Tutuklu sanık eski MİT personeli Çağlar Zorlu`nun avukatı Sümeyra İlpeşin ise şu iddiaları dile getirdi:
“Müvekkilim Tolgahan ile arkadaş ortamında tesadüfen tanışıyor ve uydurma iki adres veriyor. Tüm bu adresler medyada sanki müvekkilim tarafından bulunmuş gibi yansıtılmıştır. Benim müvekkilim yeri geldi güncel yeri geldi eski MİT personeli olarak medyada yer aldı. Soruşturmanın tüm aşamalarında bu adreslerin doğru olmadığını defalarca söyledik. Sanki olayı gerçekleştiren faile maktulün adresi benim müvekkilim tarafından verilmiş gibi yansıtılmıştır. Hem dosya içinde hem de dosyayla hiçbir ilgisi olmayan medya mensupları tarafından böyle lanse edilmiştir.
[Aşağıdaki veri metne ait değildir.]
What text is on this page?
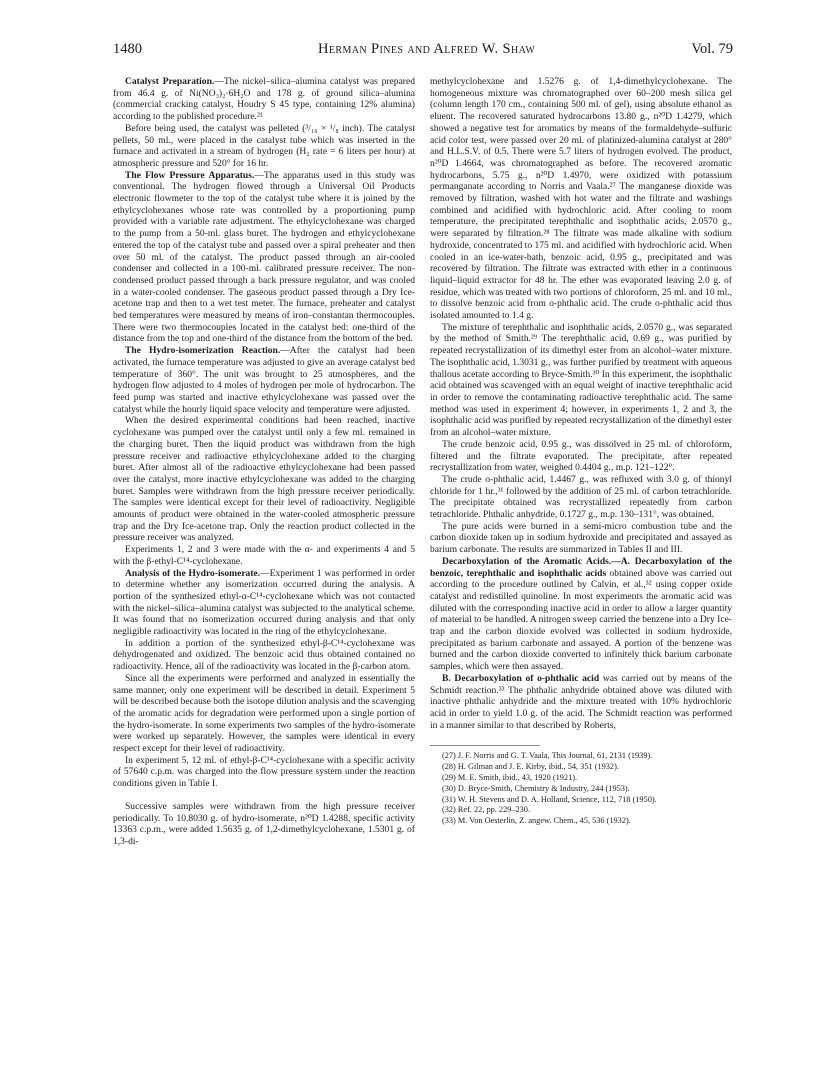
1480	Herman Pines and Alfred W. Shaw	Vol. 79

Catalyst Preparation.—The nickel–silica–alumina catalyst was prepared from 46.4 g. of Ni(NO₃)₂·6H₂O and 178 g. of ground silica–alumina (commercial cracking catalyst, Houdry S 45 type, containing 12% alumina) according to the published procedure.²¹

Before being used, the catalyst was pelleted (³/₁₆ × ¹/₈ inch). The catalyst pellets, 50 ml., were placed in the catalyst tube which was inserted in the furnace and activated in a stream of hydrogen (H₂ rate = 6 liters per hour) at atmospheric pressure and 520° for 16 hr.

The Flow Pressure Apparatus.—The apparatus used in this study was conventional. The hydrogen flowed through a Universal Oil Products electronic flowmeter to the top of the catalyst tube where it is joined by the ethylcyclohexanes whose rate was controlled by a proportioning pump provided with a variable rate adjustment. The ethylcyclohexane was charged to the pump from a 50-ml. glass buret. The hydrogen and ethylcyclohexane entered the top of the catalyst tube and passed over a spiral preheater and then over 50 ml. of the catalyst. The product passed through an air-cooled condenser and collected in a 100-ml. calibrated pressure receiver. The non-condensed product passed through a back pressure regulator, and was cooled in a water-cooled condenser. The gaseous product passed through a Dry Ice-acetone trap and then to a wet test meter. The furnace, preheater and catalyst bed temperatures were measured by means of iron–constantan thermocouples. There were two thermocouples located in the catalyst bed: one-third of the distance from the top and one-third of the distance from the bottom of the bed.

The Hydro-isomerization Reaction.—After the catalyst had been activated, the furnace temperature was adjusted to give an average catalyst bed temperature of 360°. The unit was brought to 25 atmospheres, and the hydrogen flow adjusted to 4 moles of hydrogen per mole of hydrocarbon. The feed pump was started and inactive ethylcyclohexane was passed over the catalyst while the hourly liquid space velocity and temperature were adjusted.

When the desired experimental conditions had been reached, inactive cyclohexane was pumped over the catalyst until only a few ml. remained in the charging buret. Then the liquid product was withdrawn from the high pressure receiver and radioactive ethylcyclohexane added to the charging buret. After almost all of the radioactive ethylcyclohexane had been passed over the catalyst, more inactive ethylcyclohexane was added to the charging buret. Samples were withdrawn from the high pressure receiver periodically. The samples were identical except for their level of radioactivity. Negligible amounts of product were obtained in the water-cooled atmospheric pressure trap and the Dry Ice-acetone trap. Only the reaction product collected in the pressure receiver was analyzed.

Experiments 1, 2 and 3 were made with the α- and experiments 4 and 5 with the β-ethyl-C¹⁴-cyclohexane.

Analysis of the Hydro-isomerate.—Experiment 1 was performed in order to determine whether any isomerization occurred during the analysis. A portion of the synthesized ethyl-α-C¹⁴-cyclohexane which was not contacted with the nickel–silica–alumina catalyst was subjected to the analytical scheme. It was found that no isomerization occurred during analysis and that only negligible radioactivity was located in the ring of the ethylcyclohexane.

In addition a portion of the synthesized ethyl-β-C¹⁴-cyclohexane was dehydrogenated and oxidized. The benzoic acid thus obtained contained no radioactivity. Hence, all of the radioactivity was located in the β-carbon atom.

Since all the experiments were performed and analyzed in essentially the same manner, only one experiment will be described in detail. Experiment 5 will be described because both the isotope dilution analysis and the scavenging of the aromatic acids for degradation were performed upon a single portion of the hydro-isomerate. In some experiments two samples of the hydro-isomerate were worked up separately. However, the samples were identical in every respect except for their level of radioactivity.

In experiment 5, 12 ml. of ethyl-β-C¹⁴-cyclohexane with a specific activity of 57640 c.p.m. was charged into the flow pressure system under the reaction conditions given in Table I.

Successive samples were withdrawn from the high pressure receiver periodically. To 10.8030 g. of hydro-isomerate, n²⁰D 1.4288, specific activity 13363 c.p.m., were added 1.5635 g. of 1,2-dimethylcyclohexane, 1.5301 g. of 1,3-di-

methylcyclohexane and 1.5276 g. of 1,4-dimethylcyclohexane. The homogeneous mixture was chromatographed over 60–200 mesh silica gel (column length 170 cm., containing 500 ml. of gel), using absolute ethanol as eluent. The recovered saturated hydrocarbons 13.80 g., n²⁰D 1.4279, which showed a negative test for aromatics by means of the formaldehyde–sulfuric acid color test, were passed over 20 ml. of platinized-alumina catalyst at 280° and H.L.S.V. of 0.5. There were 5.7 liters of hydrogen evolved. The product, n²⁰D 1.4664, was chromatographed as before. The recovered aromatic hydrocarbons, 5.75 g., n²⁰D 1.4970, were oxidized with potassium permanganate according to Norris and Vaala.²⁷ The manganese dioxide was removed by filtration, washed with hot water and the filtrate and washings combined and acidified with hydrochloric acid. After cooling to room temperature, the precipitated terephthalic and isophthalic acids, 2.0570 g., were separated by filtration.²⁸ The filtrate was made alkaline with sodium hydroxide, concentrated to 175 ml. and acidified with hydrochloric acid. When cooled in an ice-water-bath, benzoic acid, 0.95 g., precipitated and was recovered by filtration. The filtrate was extracted with ether in a continuous liquid–liquid extractor for 48 hr. The ether was evaporated leaving 2.0 g. of residue, which was treated with two portions of chloroform, 25 ml. and 10 ml., to dissolve benzoic acid from o-phthalic acid. The crude o-phthalic acid thus isolated amounted to 1.4 g.

The mixture of terephthalic and isophthalic acids, 2.0570 g., was separated by the method of Smith.²⁹ The terephthalic acid, 0.69 g., was purified by repeated recrystallization of its dimethyl ester from an alcohol–water mixture. The isophthalic acid, 1.3031 g., was further purified by treatment with aqueous thallous acetate according to Bryce-Smith.³⁰ In this experiment, the isophthalic acid obtained was scavenged with an equal weight of inactive terephthalic acid in order to remove the contaminating radioactive terephthalic acid. The same method was used in experiment 4; however, in experiments 1, 2 and 3, the isophthalic acid was purified by repeated recrystallization of the dimethyl ester from an alcohol–water mixture.

The crude benzoic acid, 0.95 g., was dissolved in 25 ml. of chloroform, filtered and the filtrate evaporated. The precipitate, after repeated recrystallization from water, weighed 0.4404 g., m.p. 121–122°.

The crude o-phthalic acid, 1.4467 g., was refluxed with 3.0 g. of thionyl chloride for 1 hr.,³¹ followed by the addition of 25 ml. of carbon tetrachloride. The precipitate obtained was recrystallized repeatedly from carbon tetrachloride. Phthalic anhydride, 0.1727 g., m.p. 130–131°, was obtained.

The pure acids were burned in a semi-micro combustion tube and the carbon dioxide taken up in sodium hydroxide and precipitated and assayed as barium carbonate. The results are summarized in Tables II and III.

Decarboxylation of the Aromatic Acids.—A. Decarboxylation of the benzoic, terephthalic and isophthalic acids obtained above was carried out according to the procedure outlined by Calvin, et al.,³² using copper oxide catalyst and redistilled quinoline. In most experiments the aromatic acid was diluted with the corresponding inactive acid in order to allow a larger quantity of material to be handled. A nitrogen sweep carried the benzene into a Dry Ice-trap and the carbon dioxide evolved was collected in sodium hydroxide, precipitated as barium carbonate and assayed. A portion of the benzene was burned and the carbon dioxide converted to infinitely thick barium carbonate samples, which were then assayed.

B. Decarboxylation of o-phthalic acid was carried out by means of the Schmidt reaction.³³ The phthalic anhydride obtained above was diluted with inactive phthalic anhydride and the mixture treated with 10% hydrochloric acid in order to yield 1.0 g. of the acid. The Schmidt reaction was performed in a manner similar to that described by Roberts,

(27) J. F. Norris and G. T. Vaala, This Journal, 61, 2131 (1939).
(28) H. Gilman and J. E. Kirby, ibid., 54, 351 (1932).
(29) M. E. Smith, ibid., 43, 1920 (1921).
(30) D. Bryce-Smith, Chemistry & Industry, 244 (1953).
(31) W. H. Stevens and D. A. Holland, Science, 112, 718 (1950).
(32) Ref. 22, pp. 229–230.
(33) M. Von Oesterlin, Z. angew. Chem., 45, 536 (1932).
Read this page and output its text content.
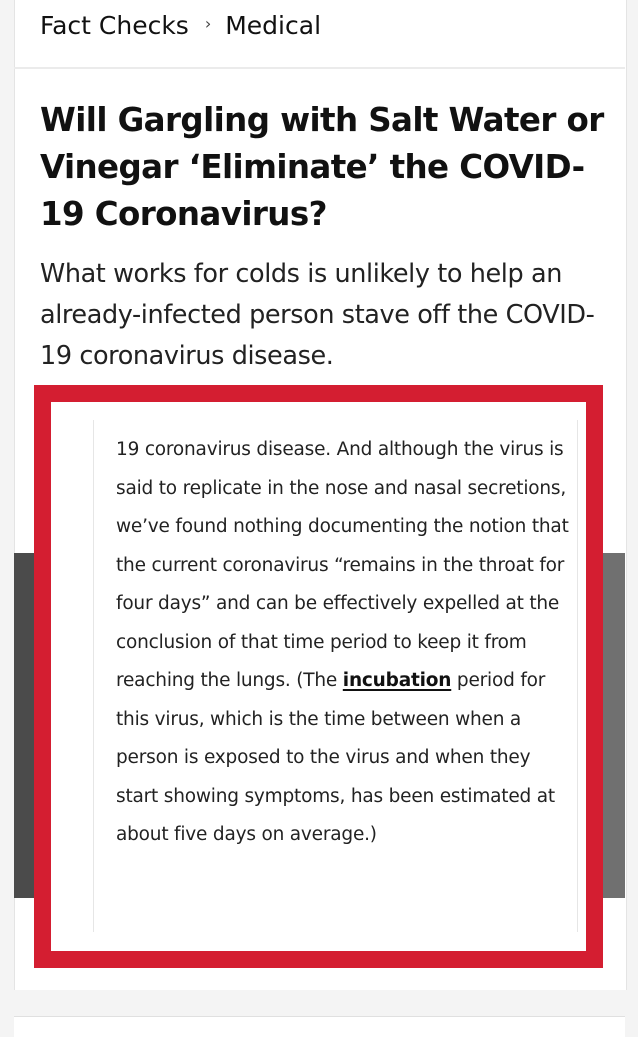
Fact Checks › Medical
Will Gargling with Salt Water or Vinegar ‘Eliminate’ the COVID-19 Coronavirus?

What works for colds is unlikely to help an already-infected person stave off the COVID-19 coronavirus disease.

19 coronavirus disease. And although the virus is said to replicate in the nose and nasal secretions, we’ve found nothing documenting the notion that the current coronavirus “remains in the throat for four days” and can be effectively expelled at the conclusion of that time period to keep it from reaching the lungs. (The incubation period for this virus, which is the time between when a person is exposed to the virus and when they start showing symptoms, has been estimated at about five days on average.)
"Müvekkilimin 1 dakikalık özgürlüğü ne medya baskısından ne de siyasi baskıdan önemlidir"
Benim müvekkilimin tutuklu olma nedeni MİT ise lütfen devlet kurumu olan MİT`e yazalım ve bu sorgular yapılsın mı öğrenelim. Hem benim müvekkilim hem de bir devlet kurumu olan MİT bu şüpheden kurtulsun. Müvekkilimin huzurda bulunan tek bir sanık ile iletişimi var o da olaydan 9 ay önce. Ancak ne hikmettir ki benim müvekkilim sanık Tolgahan Demirbaş`tan dahi önce tutuklanma kararı çıkartılarak tutuklanmıştır. Benim müvekkilimin baştan savma adreslerle nasıl bir yardım kastı olabilir? Bir buçuk yıldır bu insanlar dertlerini dahi anlatamadan çok uzun süre beklediler. Benim müvekkilim dosyanın aydınlanması için kendi rızasıyla telefonunu ve şifresini de verdi. Benim müvekkilimin 1 dakikalık özgürlüğü ne medya baskısından ne de siyasi baskıdan önemlidir. Tahliyesini ve beraatini talep ediyorum."
Duruşmaya saat 15.20`ye kadar ara verildi. Duruşma, sanık avukatlarının savunmalarıyla devam edecek.